В осколке зеркальца Павлик увидел свои передние, лопаточками, чуть раздвоенные зубы с крошкой от лепешки между ними.
— И у меня такие же! — смотритель задрал свою верхнюю губу, обнажив передние зубы-лопаточки, чуть раздвоенные, прокуренные, влажно-коричневые у десен.
— Сын? Сын! Родной? Родной!! А раз так — отдавай остальные деньги, потому… ты как есть мой сын, должен мне подчиняться и должен обо мне заботиться. Отдавай! Мы заживем с тобой!..
Павлик сунул руку в карман и похолодел: ни писем, ни денег. Двумя руками поспешно расстегнул рубашку на груди, нащупал рисунки Юльки.
— Ты меня отцом, папой зови! Я пить не буду, в город переберусь. Игрушки у тебя заведутся.
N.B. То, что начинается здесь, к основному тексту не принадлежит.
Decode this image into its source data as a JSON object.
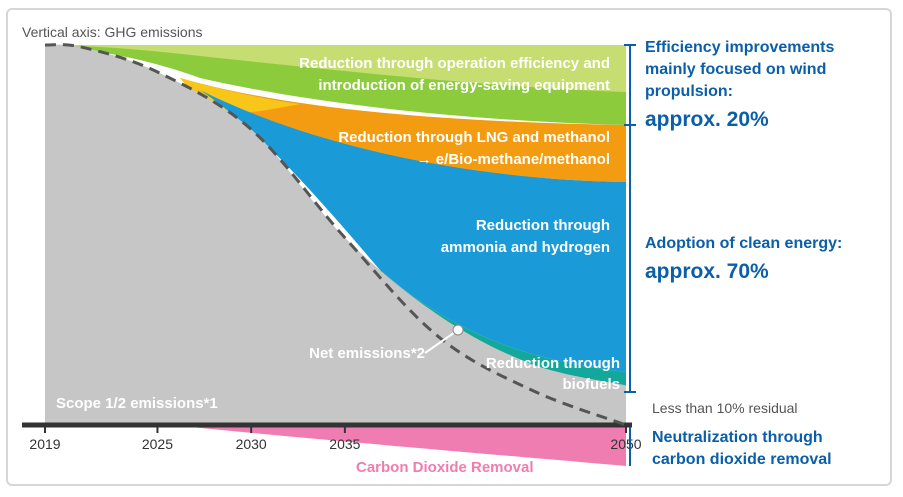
{
  "chart_data": {
    "type": "area",
    "title": "",
    "ylabel": "Vertical axis: GHG emissions",
    "xlabel": "",
    "x_ticks": [
      "2019",
      "2025",
      "2030",
      "2035",
      "2050"
    ],
    "net_years": [
      2019,
      2021,
      2025,
      2030,
      2035,
      2040,
      2045,
      2050
    ],
    "net_emissions_index": [
      100,
      99.4,
      92.9,
      77.8,
      49.3,
      23.2,
      9.1,
      0
    ],
    "scope_emissions_index": [
      100,
      99.4,
      92.9,
      77.8,
      49.3,
      28.9,
      16.0,
      10.4
    ],
    "series": [
      {
        "name": "Reduction through operation efficiency and introduction of energy-saving equipment",
        "color": "#8ccb3c"
      },
      {
        "name": "Reduction through LNG and methanol → e/Bio-methane/methanol",
        "color": "#f39c12"
      },
      {
        "name": "Reduction through ammonia and hydrogen",
        "color": "#1a9ad6"
      },
      {
        "name": "Reduction through biofuels",
        "color": "#12a89b"
      },
      {
        "name": "Scope 1/2 emissions*1",
        "color": "#c6c6c6"
      },
      {
        "name": "Net emissions*2"
      },
      {
        "name": "Carbon Dioxide Removal",
        "color": "#ef7db1"
      }
    ],
    "labels": {
      "efficiency": [
        "Reduction through operation efficiency and",
        "introduction of energy-saving equipment"
      ],
      "lng": [
        "Reduction through LNG and methanol",
        "→ e/Bio-methane/methanol"
      ],
      "ammonia": [
        "Reduction through",
        "ammonia and hydrogen"
      ],
      "biofuels": [
        "Reduction through",
        "biofuels"
      ],
      "scope": "Scope 1/2 emissions*1",
      "net": "Net emissions*2",
      "cdr": "Carbon Dioxide Removal"
    },
    "annotations": {
      "efficiency": {
        "lines": [
          "Efficiency improvements",
          "mainly focused on wind",
          "propulsion:"
        ],
        "value": "approx. 20%"
      },
      "clean_energy": {
        "title": "Adoption of clean energy:",
        "value": "approx. 70%"
      },
      "residual": "Less than 10% residual",
      "neutralization": [
        "Neutralization through",
        "carbon dioxide removal"
      ]
    }
  }
}
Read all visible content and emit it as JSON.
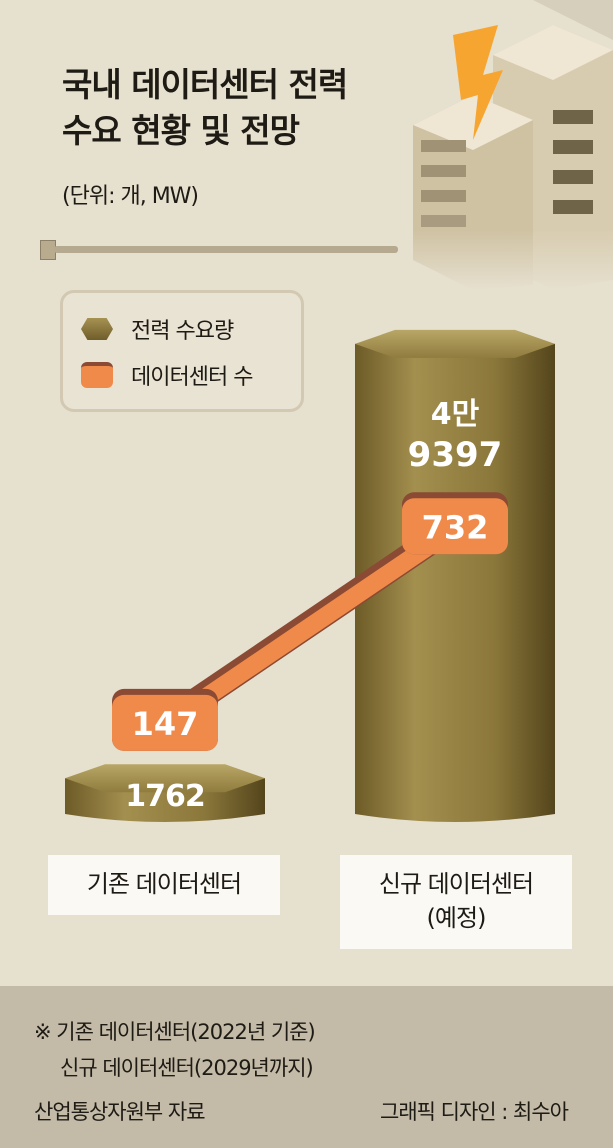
{
  "chart_data": {
    "type": "bar+line",
    "title": "국내 데이터센터 전력 수요 현황 및 전망",
    "unit": "(단위: 개, MW)",
    "categories": [
      "기존 데이터센터",
      "신규 데이터센터 (예정)"
    ],
    "series": [
      {
        "name": "전력 수요량",
        "type": "bar",
        "values": [
          1762,
          49397
        ],
        "labels": [
          "1762",
          "4만 9397"
        ],
        "color": "#8c7a3c"
      },
      {
        "name": "데이터센터 수",
        "type": "line",
        "values": [
          147,
          732
        ],
        "labels": [
          "147",
          "732"
        ],
        "color": "#f08a4b"
      }
    ]
  },
  "category_labels": {
    "c0": "기존 데이터센터",
    "c1_line1": "신규 데이터센터",
    "c1_line2": "(예정)"
  },
  "title_lines": [
    "국내 데이터센터 전력",
    "수요 현황 및 전망"
  ],
  "legend": {
    "power": "전력 수요량",
    "count": "데이터센터 수"
  },
  "footer": {
    "note1": "※ 기존 데이터센터(2022년 기준)",
    "note2": "신규 데이터센터(2029년까지)",
    "source": "산업통상자원부 자료",
    "credit": "그래픽 디자인 : 최수아"
  }
}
Со мной не пропадешь!..
Павлик ощупывал рисунки, не веря, что взрослый может обобрать ребенка, и думая, что деньги потеряны.
— Вы мои деньги взяли? Тети Наташины деньги взяли?! — спросил он. — И письма, да? Вы?! — И понял: он взял.
Опьянение кружило комнату перед глазами смотрителя. Он задрал голову, вбирая воздух, увидел в углу паутину.
— Я же в паутине, мне приятелем только паук и был. — Спазмы сжали горло, он утер пьяные слезы, ударил себя в грудь: — Ошалел я от одиночества. Чуть себя бритвой вот этой… понимаешь? Хочешь при тебе, — схватил бритву, — себя порешу? Чуть руки на себя не наложил, понимаешь? Думал, пойду в пески, пусть меня буря песком занесет. И занесла бы. Тут этот самолет, понимаешь? Ничего не понимаешь, — вдруг всхлипнул он, выронил бритву. — Шел на смерть, а встретил сына! Я же твой самый родной отец, ты мой самый родной сын! Пожалей ты меня… Должен же кто-то кого-то пожалеть! — И он протянул к Павлику руки.
— Я вам не сын! У меня настоящий отец есть! — Павлик, прижимая к груди рисунки Юльки, бросился из сторожки.
— Стой! — Смотритель повернулся в сторону двери с простертыми руками, задел бутылку, та упала на стол, покатилась. — Стой, стрелять буду! — Он схватил со стены ружье, наступил на бутылку, упал и пополз к двери. Пытаясь приподняться, прицелился: — Стой, Па-а-авлик! Па-а-авлик! — уронил голову на приклад и зарыдал…
Сначала Павлик не замечал колючек, но скоро пожалел о потерянных тапочках. Ноги увязали в песке. А Павлик боялся останавливаться: догонит, вернет в эту сторожку. Тогда он не выполнит своего задания. И мальчуган прижимал к груди руки, проверяя, на месте ли рисунки. Ему это представлялось главным, и он, идя на безмятежный отдаленный свет вечернего костра, ободрял себя, вспоминая альбомы с вырезками о юных героях, бережно собранными Людмилой Константиновной. Он вспоминал и рассказы Атахана.